Y, sin embargo, sé que no es así. El aparato mismo me lo dice. Su silencio me habla al oído, me dice que este silencio es profundo, que tiene significado, que debo escucharlo; me dice que el destinatario sí recibió el mensaje que fue enviado de mi adorado aparato al suyo (que quiero menos), y ahora está almacenado ahí y él ha decidido, en complicidad con su aparato o no, eso no lo sé, no contestar. El aparato lo escuda, el destinatario lo sabe, sabe que no revelará su paradero, y menos que menos, sus sentimientos verdaderos. Sabe también que su aparato jamás enviará ningún mensaje a menos que él lo instruya y se lo haga saber de forma explícita.

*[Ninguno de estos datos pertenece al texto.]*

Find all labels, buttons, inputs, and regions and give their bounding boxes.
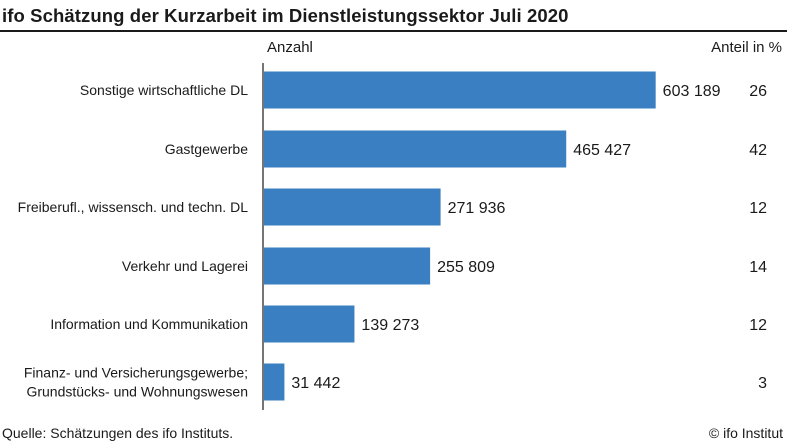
share-value: 26 [749, 83, 767, 100]
column-header-share: Anteil in % [711, 39, 782, 56]
chart-title: ifo Schätzung der Kurzarbeit im Dienstle… [2, 5, 569, 26]
bar [264, 188, 441, 226]
share-value: 12 [749, 317, 767, 334]
bar [264, 130, 567, 168]
bar-value-label: 465 427 [573, 142, 631, 159]
category-label: Freiberufl., wissensch. und techn. DL [18, 199, 249, 215]
bar-value-label: 271 936 [448, 200, 506, 217]
bar-value-label: 255 809 [437, 259, 495, 276]
category-label: Finanz- und Versicherungsgewerbe; [24, 365, 248, 381]
share-value: 14 [749, 259, 767, 276]
share-value: 42 [749, 142, 767, 159]
title-rule [0, 30, 787, 32]
bar-value-label: 31 442 [291, 375, 340, 392]
copyright-note: © ifo Institut [708, 425, 783, 441]
source-note: Quelle: Schätzungen des ifo Instituts. [2, 425, 234, 441]
share-value: 12 [749, 200, 767, 217]
column-header-count: Anzahl [267, 39, 313, 56]
bar [264, 247, 431, 285]
category-label: Gastgewerbe [165, 141, 248, 157]
category-label: Grundstücks- und Wohnungswesen [26, 384, 248, 400]
bar [264, 305, 355, 343]
category-label: Verkehr und Lagerei [122, 258, 248, 274]
share-value: 3 [758, 375, 767, 392]
bar [264, 363, 285, 401]
category-label: Information und Kommunikation [50, 316, 248, 332]
bar-value-label: 139 273 [361, 317, 419, 334]
bar-value-label: 603 189 [663, 83, 721, 100]
category-label: Sonstige wirtschaftliche DL [80, 82, 248, 98]
bar [264, 71, 656, 109]
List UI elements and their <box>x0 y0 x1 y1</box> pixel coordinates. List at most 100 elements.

Al enviar mi mensaje hace un rato, al presionar send , sé que rompí las reglas tácitas de nuestro juego. Al quebrar mi silencio, y por ende el del aparato, al elegir dar ese paso, sé que me expuse a mi propia desprotección, a mi propia autocondena. En el acuerdo implícito subscripto con mi aparato, jamás se contempló que yo actuara de manera unilateral, y menos con semejante desparpajo e idiotez. El aparato me suponía con un mínimo básico de inteligencia y cordura, y lo decepcioné; al igual que un padre que se siente traicionado por su hijo por quebrar su confianza cuando se copió en el colegio o por haber embarazado a una chica, el aparato se siente defraudado, y así es cómo ahora, triste y odiándome y desesperado por hallar un nuevo dueño más precavido, o al menos no tan irresponsable, que lo haga más feliz, decidió darme la espalda y comunicarse a través de su desprecio indisimulable y su pantalla muerta.
Porque la verdad, a esta altura ya no creo que vuelva a encenderse. También, pobrecito, mirá la dueña que le tocó: imbécil, sentimental y para colmo impulsiva. La verdad, qué pobre. Al igual que el padre con su hijo, no puede hacer retroceder lo que pasó, no puede remover el daño, ni aunque quiera puede cancelar ese mensaje, y yo tampoco puedo, el mensaje ya flota en el ciberespacio, ya atravesó cables de fibra óptica, miles, millones, desplegados en el fondo del mar; el mensaje ya tiene vida propia, es un feto en desarrollo que ya debe de haber nacido en la pantalla (encendida, viva) de su destinatario. Pero ahí mismo morirá el recién nacido, porque el destinatario claramente optará por no alimentarlo, por no alargarle su vida corta, y por eso el mensaje paupérrimo morirá ahí mismo, desahuciado y rechazado, abortado. Uno de tantos. Y todo por mi culpa. Yo lo engendré, yo lo condené a morir antes de nacer.
Y ahora qué. Cómo sigo. Se me cae la cara de vergüenza (y menos mal que fue un mensaje privado, por suerte no se me dio por publicar el mensaje en tu muro, imaginate lo que hubiera sido eso, ahí sí que daba para merecerme cualquier cosa que me pasara).